Paylaş
Bugün 3’üncü gün... Bilgisayarımın ekranında bir kara sinek... Gayri ihtiyari, elimde olmadan kovalamak istedim. İstemeye istemeye uçtu ve yeniden aynı yere kondu.
Sonra temizlik başladı. Önce kanatlarını, sona tırtıklı el ve ayaklarını defalarca yaladı, sildi. Ben böyle temiz sinek görmedim.
Ekranda oturuyor, karşımda bana bakıyor. Ne ikram etsem diye içimden geçirmiyor değilim.
Sabahtan kalan taze börek parçaları var, çay bardağımda da demli çayın şekerli dibi.
3 gündür beraberiz, sığınacak bir yuva arıyor sanki...
Derler ki sinek mide bulandırır. Benim midem bulanmadı.
İnanın bu sineğe sıcaklık duydum, can taşıdığı belli, ömrü ne kadar araştırmadım, bilemem ama sevimli, temizlik düşkünü bir can.
Şimdi ekrandan havalandı, yandaki mesai arkadaşımın masasına doğru uçtu. Ve orada bir karışıklık, gazeteler bükülmüş, çat pat sesler havada uçuşuyor.
Bu sinek de nereden çıktı, sözleri ortalıkta çınlıyor.
Ve ben bu savaşın galibini merakla bekliyorum.
Ses yok, sinek yok... Sessizlik bir müddet. Ve ekranıma bakıyorum, muzaffer bir asker gibi yine aynı yerde.

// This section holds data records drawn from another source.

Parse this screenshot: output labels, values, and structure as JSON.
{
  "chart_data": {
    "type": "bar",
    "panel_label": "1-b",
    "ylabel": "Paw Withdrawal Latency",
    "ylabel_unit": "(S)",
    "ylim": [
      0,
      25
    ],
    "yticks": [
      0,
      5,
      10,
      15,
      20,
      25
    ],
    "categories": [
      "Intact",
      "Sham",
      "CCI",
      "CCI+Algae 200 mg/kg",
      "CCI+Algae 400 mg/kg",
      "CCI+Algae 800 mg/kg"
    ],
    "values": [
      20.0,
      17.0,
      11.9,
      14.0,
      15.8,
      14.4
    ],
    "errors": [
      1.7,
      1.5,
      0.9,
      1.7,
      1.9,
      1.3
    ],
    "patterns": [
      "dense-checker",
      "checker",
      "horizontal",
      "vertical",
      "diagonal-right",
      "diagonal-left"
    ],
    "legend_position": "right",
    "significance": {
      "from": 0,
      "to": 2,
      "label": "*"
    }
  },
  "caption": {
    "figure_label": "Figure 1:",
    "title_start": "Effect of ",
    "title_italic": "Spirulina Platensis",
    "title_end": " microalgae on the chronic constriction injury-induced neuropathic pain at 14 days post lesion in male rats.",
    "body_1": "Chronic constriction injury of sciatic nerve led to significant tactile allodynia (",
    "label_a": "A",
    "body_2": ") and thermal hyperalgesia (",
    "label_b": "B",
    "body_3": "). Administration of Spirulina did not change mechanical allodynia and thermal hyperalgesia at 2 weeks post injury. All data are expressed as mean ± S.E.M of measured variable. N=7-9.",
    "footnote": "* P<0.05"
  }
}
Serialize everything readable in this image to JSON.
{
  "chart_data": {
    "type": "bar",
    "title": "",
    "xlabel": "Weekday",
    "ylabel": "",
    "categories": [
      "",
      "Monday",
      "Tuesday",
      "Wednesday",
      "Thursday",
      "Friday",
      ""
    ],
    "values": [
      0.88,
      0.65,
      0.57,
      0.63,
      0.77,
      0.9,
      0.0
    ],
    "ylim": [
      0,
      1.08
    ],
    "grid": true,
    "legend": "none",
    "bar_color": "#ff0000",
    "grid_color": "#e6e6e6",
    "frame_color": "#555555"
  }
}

Savaş kalıntılarını temizlemekle meşgul.
Ben artık bir sinek dostuyum. Zafer bizim, Oley! Yarın yine aynı yerde buluşmak üzere ekranı kapatıyorum.
Ertesi sabah sinek yine ekranıma geldi. Ürkek kırgındı. Bana dikkatlice baktı, “Sizin insan hakları koruyucunuz ve avukatlarınız var. Ben de sizin avukatınızı şikayetle, hayvan haklarının korunması için gerekli yerlere müracaatta bulunacağım” dedi.
“Ama bak, yiyip içip ekranımı kirletiyorsun, her taraf leke” dedim. Umursamaz bir edayla kanatlarını şöyle bir gerdi, uçar gibi yaptı.
Ekran üzerinde çalımlı bir yürüyüş ve bana baktı “Siz yıllarca benim ecdadımı zehirli ilaçlarla bombalayıp yok ettiniz. Ben senin ekranını kirletmişim çok mu” dedi.
Ve yan masaya uçtu. Bu bir savaş işareti veya savaş tatbikatı mıydı? Bilinmez, belki ikisi arasında arabulucu olurum, bakalım, savaşın galibini bekleyelim ve görelim.
◊ Bir sinek dostu Tevfik Tamer
YANIT
Herkes mutlaka kedi, köpek, kuş sevmek zorunda değil ya, işte Tevfik Bey de bir sinek dostu.
Bana zaman zaman hikayelerini yollayan bir takipçim. Hikayelerini çok seviyorum, çoğu anılarından oluşan bu hikayeleri köşeme almayı çok istemiştim.
Bu sinek öyküsü çok hoşuma gitti. Onun sineklere bile zarar vermek istemeyen gerçek bir hayvan dostu olduğunu anladım, gördüm.
Sinekleri sevmeyiz genellikle ama şimdi ben tam tersine, bu savaşın galibini merak ettim, umarım sonuçta o dost sinek gelip yine ekranındaki yerini almıştır.
Bu öykü bana hayvanlara zarar veren, kedilere, köpeklere hatta kuşlara bile katlanamayan, hayvan düşmanlarını düşündürdü.
O sevimli dostlarımızla birlikte yaşamanın, onları hayatta tutmak için yemeğini paylaşmanın mutluluğunu bilemeyenleri hatırladım. Üzüldüm.
Burada bir minik sineği bile ekranında misafir eden, ona sabah kahvaltısının kalıntılarını ikram eden, hayat mücadelesini izleyen ve onunla dostluk kuran bir hayvan dostunun satırlarını sizlerle paylaşırken, belki bu öyküden ders çıkaranlar olur.